Fukashi Castle, present-day Matsumoto Castle, was built during the turbulent Sengoku Period (Warring States Period : 15th to 16th Century) by the ruler of Matsumoto at the time, Shingen Takeda, a warrior known for his band of unbeatable mounted warriors.
In 1590, Hideyoshi Toyotomi who governed the nation ordered Kazumasa Ishikawa, to build Matsumoto Castle and the major castle towns. Builders of the castle employed advanced architectural technologies in its construction, with the resulting castle weighing 1,000 tons and rising 30m into the sky. On the robust stones of the castle's foundation, called tenshu-dai, turrets have been solidly and efficiently assembled using large pillars to support the heavy weight of the castle.
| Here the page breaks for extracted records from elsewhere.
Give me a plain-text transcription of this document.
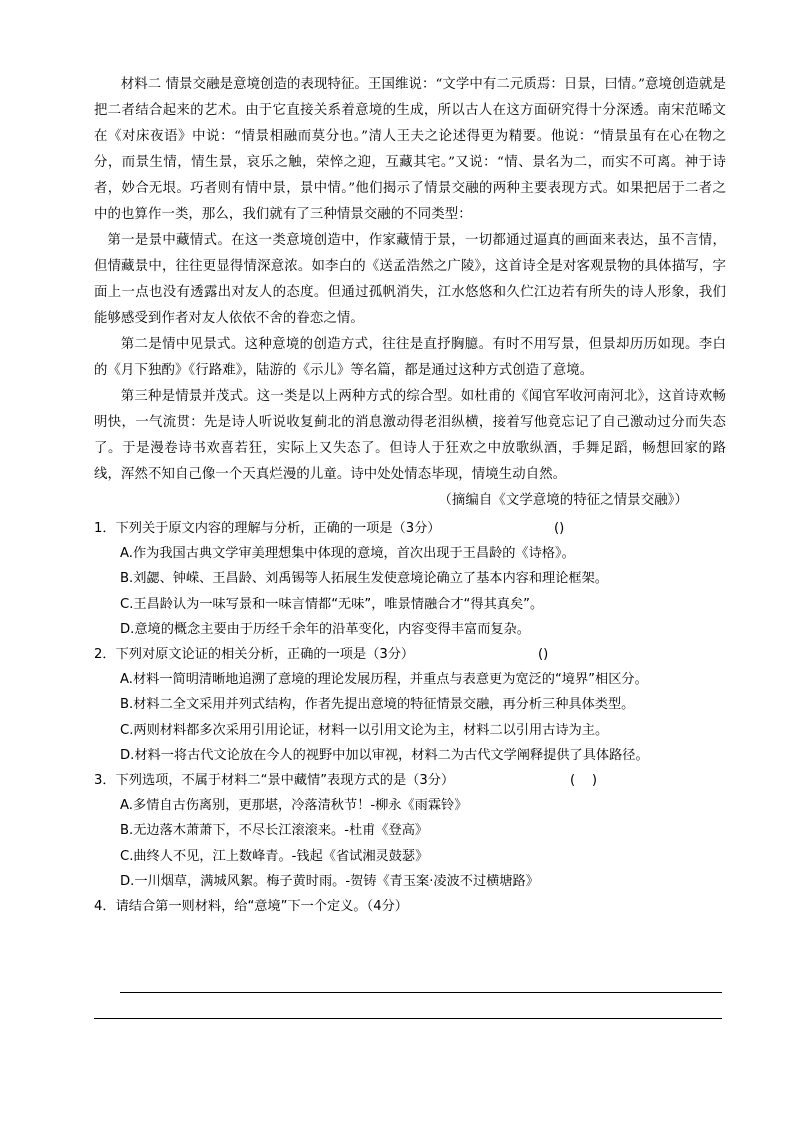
材料二 情景交融是意境创造的表现特征。王国维说：“文学中有二元质焉：日景，曰情。”意境创造就是把二者结合起来的艺术。由于它直接关系着意境的生成，所以古人在这方面研究得十分深透。南宋范晞文在《对床夜语》中说：“情景相融而莫分也。”清人王夫之论述得更为精要。他说：“情景虽有在心在物之分，而景生情，情生景，哀乐之触，荣悴之迎，互藏其宅。”又说：“情、景名为二，而实不可离。神于诗者，妙合无垠。巧者则有情中景，景中情。”他们揭示了情景交融的两种主要表现方式。如果把居于二者之中的也算作一类，那么，我们就有了三种情景交融的不同类型：

第一是景中藏情式。在这一类意境创造中，作家藏情于景，一切都通过逼真的画面来表达，虽不言情，但情藏景中，往往更显得情深意浓。如李白的《送孟浩然之广陵》，这首诗全是对客观景物的具体描写，字面上一点也没有透露出对友人的态度。但通过孤帆消失，江水悠悠和久伫江边若有所失的诗人形象，我们能够感受到作者对友人依依不舍的眷恋之情。

第二是情中见景式。这种意境的创造方式，往往是直抒胸臆。有时不用写景，但景却历历如现。李白的《月下独酌》《行路难》，陆游的《示儿》等名篇，都是通过这种方式创造了意境。

第三种是情景并茂式。这一类是以上两种方式的综合型。如杜甫的《闻官军收河南河北》，这首诗欢畅明快，一气流贯：先是诗人听说收复蓟北的消息激动得老泪纵横，接着写他竟忘记了自己激动过分而失态了。于是漫卷诗书欢喜若狂，实际上又失态了。但诗人于狂欢之中放歌纵酒，手舞足蹈，畅想回家的路线，浑然不知自己像一个天真烂漫的儿童。诗中处处情态毕现，情境生动自然。

（摘编自《文学意境的特征之情景交融》）

1．下列关于原文内容的理解与分析，正确的一项是（3分）	()

A.作为我国古典文学审美理想集中体现的意境，首次出现于王昌龄的《诗格》。

B.刘勰、钟嵘、王昌龄、刘禹锡等人拓展生发使意境论确立了基本内容和理论框架。

C.王昌龄认为一味写景和一味言情都“无味”，唯景情融合才“得其真矣”。

D.意境的概念主要由于历经千余年的沿革变化，内容变得丰富而复杂。

2．下列对原文论证的相关分析，正确的一项是（3分）	()

A.材料一简明清晰地追溯了意境的理论发展历程，并重点与表意更为宽泛的“境界”相区分。

B.材料二全文采用并列式结构，作者先提出意境的特征情景交融，再分析三种具体类型。

C.两则材料都多次采用引用论证，材料一以引用文论为主，材料二以引用古诗为主。

D.材料一将古代文论放在今人的视野中加以审视，材料二为古代文学阐释提供了具体路径。

3．下列选项，不属于材料二“景中藏情”表现方式的是（3分）	(    )

A.多情自古伤离别，更那堪，冷落清秋节！-柳永《雨霖铃》

B.无边落木萧萧下，不尽长江滚滚来。-杜甫《登高》

C.曲终人不见，江上数峰青。-钱起《省试湘灵鼓瑟》

D.一川烟草，满城风絮。梅子黄时雨。-贺铸《青玉案·凌波不过横塘路》

4．请结合第一则材料，给“意境”下一个定义。（4分）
The functionality and unparalleled beauty of its wooden architecture will surely take your breath away.
Tatsumi-tsuke-yagura (southern wing)
Tsukimi-yagura (moon-viewing room)
From the exterior, the six-story castle appears to be only five due to a hidden room on the third floor. This hidden room could not be seen by enemies from the outside so it was the safest place for warriors to gather at the time of war.
The Tatsumi-tsuke-yagura (southern wing) and the castle's elegant and spaciously designed Tsukimi-yagura (moon-viewing room) were constructed in the Edo Period, and the large door opening in the direction of the rising moon and the vermilion-lacquered corridors surrounding the yagura on 3 sides project the image of warlords enjoying moon viewing feasts.
Having miraculously survived over 400 years of wind and snow, and even the threat of demolition during the Meiji Period, the castle remains unchanged. It still stands surrounded by ninomaru (literally second circle, walls to protect the castle), kuromon (the castle's black gate), and its moats of spring water. Crossing over the earth-paved bridge and onto castle grounds, visitors can enjoy various views of the castle.
At the top of the steep stairs on the sixth floor, visitors can look out at the city of Matsumoto and the overlooking mountains of the Northern Alps and feel the sensation of the adventurous spirit of the lord of the castle of the time.
We hope that you too will have the chance to feel the spirit of Matsumoto Castle, one of Japan's national treasures.